Gas, Gas, Gas: The most important wild card in global energy is natural gas, as we learned in 2010. A ramp-up in shale gas production in the United States shook Europe, and reduced Russia's gas-fueled hold over the continent, as this blog reported. Next year looks likely to carry the trend forward. Many analysts think that environmental concerns such as water pollution make it unclear how much shale gas will end up actually produced. But the market thinks otherwise - 2010 was marked by tens of billions dollars in domestic and foreign investment in the U.S. shale gas patch. As Telis Demos reports in the Financial Times, 2011 is shaping up similarly, as BHP Billiton may buy Anadarko Petroleum, one of the biggest shale-gas players in the world. A new venue for the gas frenzy is Israel, Charles Levinson and Guy Chazan report in the Wall Street Journal. This week, Noble Energy confirmed that it had found 16 trillion cubic feet of gas in a field called Leviathan underneath the Red Sea, "the world's biggest deepwater gas find in a decade, with enough reserves to supply Israel's gas needs for 100 years," Levinson and Chazan report.

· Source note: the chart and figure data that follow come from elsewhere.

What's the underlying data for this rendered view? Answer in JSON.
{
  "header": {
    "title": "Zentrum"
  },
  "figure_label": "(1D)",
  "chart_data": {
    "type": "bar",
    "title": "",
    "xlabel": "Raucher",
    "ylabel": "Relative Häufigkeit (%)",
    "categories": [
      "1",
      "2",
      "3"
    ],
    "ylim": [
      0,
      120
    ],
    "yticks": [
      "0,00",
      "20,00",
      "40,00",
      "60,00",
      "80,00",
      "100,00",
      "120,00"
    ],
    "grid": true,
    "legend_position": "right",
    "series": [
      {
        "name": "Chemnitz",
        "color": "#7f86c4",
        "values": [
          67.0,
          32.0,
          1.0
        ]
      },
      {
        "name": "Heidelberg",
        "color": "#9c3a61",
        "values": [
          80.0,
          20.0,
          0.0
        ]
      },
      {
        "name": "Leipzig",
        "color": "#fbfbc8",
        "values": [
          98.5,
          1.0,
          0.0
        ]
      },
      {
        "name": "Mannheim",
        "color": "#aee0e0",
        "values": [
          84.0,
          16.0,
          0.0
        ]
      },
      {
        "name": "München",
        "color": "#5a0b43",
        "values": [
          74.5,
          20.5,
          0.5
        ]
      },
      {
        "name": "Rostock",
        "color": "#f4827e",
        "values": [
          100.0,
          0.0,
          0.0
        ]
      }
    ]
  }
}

Happy New Year, Matt Bryza: Matthew Bryza's wait has seemed interminable, but in this week he got what he had waited for patiently: the ambassadorial post in petro-state Azerbaijan. This blog has chronicled Bryza's woes as he battled State Department intramurals (insiders who thought Bryza's rise was too fast) and local politics (Armenian groups who thought him too glib on the question of the 1915 massacre of Armenians in Turkey). All that comingled with poisonous election-year politics to confound Bryza's Senate confirmation, as two senators up for re-election (Barbara Boxer in 2010 and Robert Menendez in 2012) and vulnerable to Armenian politics placed holds on his nomination. But, as James Morrison reports in the Washington Times, President Barack Obama included Bryza on his list of recess appointments. The appointment allows Bryza to serve for a year while the White House attempts to navigate Senate politics.